Industry: banking
Location: Krakow, Warsaw or remote
Languages: Polish and English
Contract: B2B
The Data Engineer role focuses on developing and maintaining data processing pipelines and systems, ensuring high performance, quality, and efficiency within the technical team. The primary objective is to manage large datasets and automate processes while collaborating closely with cross-functional teams to support project goals.
RESPONSIBILITIES:
- Define and contribute to the Agile development process with a focus on Pyspark development and software design.
- Promote development standards and conduct code reviews while mentoring team members.
- Provide production support and troubleshooting for existing systems.
- Implement tools and processes focusing on performance, scale, availability, accuracy, and monitoring.
- Work with Business Analysts to accurately interpret and implement technical requirements.
- Participate in planning meetings, Sprint reviews, and retrospectives while contributing to system architecture and design.
REQUIREMENTS:
- Pyspark or Scala development and design experience.
- Min. 5 years of professional experience.
- Experience with scheduling tools like Airflow.
- Proficient in technologies such as Apache Hadoop, Pyspark, Apache Spark, YARN, Hive, Python, ETL frameworks, Map Reduce, SQL, RESTful services.
- Strong knowledge of Unix/Linux platforms.
- Hands-on experience with data pipelines using Hadoop components (Hive, Spark, Spark SQL).
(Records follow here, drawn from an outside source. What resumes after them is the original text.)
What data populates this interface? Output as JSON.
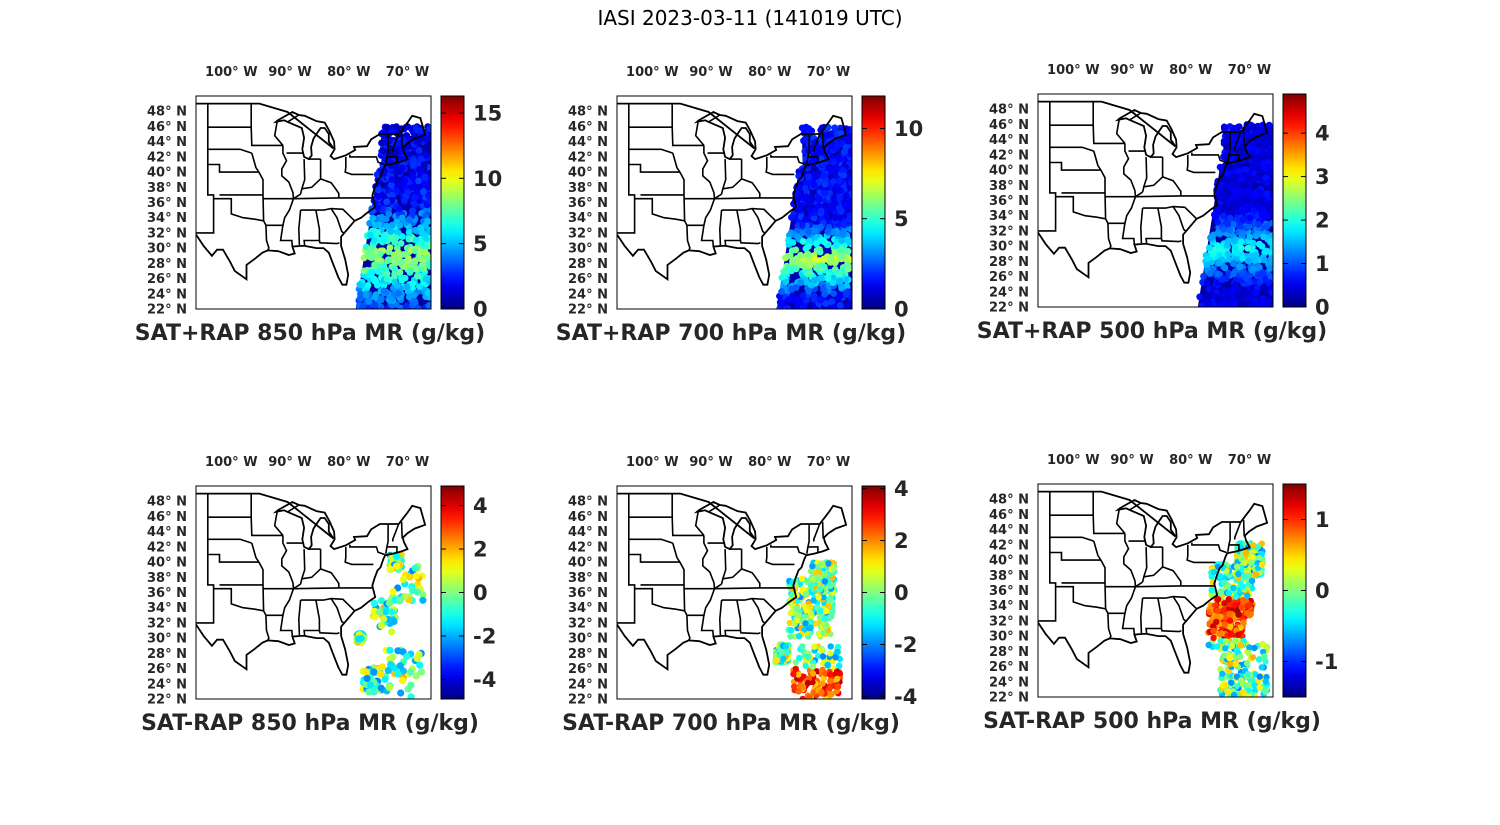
{
  "title": "IASI 2023-03-11 (141019 UTC)",
  "map_extent": {
    "lon": [
      -106,
      -66
    ],
    "lat": [
      22,
      50
    ]
  },
  "lon_ticks": [
    {
      "value": -100,
      "label": "100° W"
    },
    {
      "value": -90,
      "label": "90° W"
    },
    {
      "value": -80,
      "label": "80° W"
    },
    {
      "value": -70,
      "label": "70° W"
    }
  ],
  "lat_ticks": [
    {
      "value": 48,
      "label": "48° N"
    },
    {
      "value": 46,
      "label": "46° N"
    },
    {
      "value": 44,
      "label": "44° N"
    },
    {
      "value": 42,
      "label": "42° N"
    },
    {
      "value": 40,
      "label": "40° N"
    },
    {
      "value": 38,
      "label": "38° N"
    },
    {
      "value": 36,
      "label": "36° N"
    },
    {
      "value": 34,
      "label": "34° N"
    },
    {
      "value": 32,
      "label": "32° N"
    },
    {
      "value": 30,
      "label": "30° N"
    },
    {
      "value": 28,
      "label": "28° N"
    },
    {
      "value": 26,
      "label": "26° N"
    },
    {
      "value": 24,
      "label": "24° N"
    },
    {
      "value": 22,
      "label": "22° N"
    }
  ],
  "colormap": "jet",
  "panels": [
    {
      "title": "SAT+RAP 850 hPa MR (g/kg)",
      "type": "sum",
      "cbar_range": [
        0,
        16.3
      ],
      "cbar_ticks": [
        "0",
        "5",
        "10",
        "15"
      ],
      "cbar_values": [
        0,
        5,
        10,
        15
      ],
      "swath_west_lon": -78.8,
      "swath_east_lon": -66
    },
    {
      "title": "SAT+RAP 700 hPa MR (g/kg)",
      "type": "sum",
      "cbar_range": [
        0,
        11.8
      ],
      "cbar_ticks": [
        "0",
        "5",
        "10"
      ],
      "cbar_values": [
        0,
        5,
        10
      ],
      "swath_west_lon": -78.8,
      "swath_east_lon": -66
    },
    {
      "title": "SAT+RAP 500 hPa MR (g/kg)",
      "type": "sum",
      "cbar_range": [
        0,
        4.9
      ],
      "cbar_ticks": [
        "0",
        "1",
        "2",
        "3",
        "4"
      ],
      "cbar_values": [
        0,
        1,
        2,
        3,
        4
      ],
      "swath_west_lon": -78.8,
      "swath_east_lon": -66
    },
    {
      "title": "SAT-RAP 850 hPa MR (g/kg)",
      "type": "diff",
      "cbar_range": [
        -4.9,
        4.9
      ],
      "cbar_ticks": [
        "-4",
        "-2",
        "0",
        "2",
        "4"
      ],
      "cbar_values": [
        -4,
        -2,
        0,
        2,
        4
      ],
      "swath_west_lon": -78.8,
      "swath_east_lon": -66
    },
    {
      "title": "SAT-RAP 700 hPa MR (g/kg)",
      "type": "diff",
      "cbar_range": [
        -4.1,
        4.1
      ],
      "cbar_ticks": [
        "-4",
        "-2",
        "0",
        "2",
        "4"
      ],
      "cbar_values": [
        -4,
        -2,
        0,
        2,
        4
      ],
      "swath_west_lon": -78.8,
      "swath_east_lon": -66
    },
    {
      "title": "SAT-RAP 500 hPa MR (g/kg)",
      "type": "diff",
      "cbar_range": [
        -1.5,
        1.5
      ],
      "cbar_ticks": [
        "-1",
        "0",
        "1"
      ],
      "cbar_values": [
        -1,
        0,
        1
      ],
      "swath_west_lon": -78.8,
      "swath_east_lon": -66
    }
  ]
}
- Experience with version control (Git, GitHub) and automated deployment tools (Ansible & Jenkins).
- Knowledge of big data modeling techniques (relational and non-relational).
- Experience in debugging code issues and communicating with the development team.
NICE TO HAVE:
- Experience with Elastic Search.
- Development experience with Java APIs.
- Experience with data ingestions.
- Understanding of Cloud design patterns.
- Exposure to DevOps and Agile methodologies (Scrum, Kanban).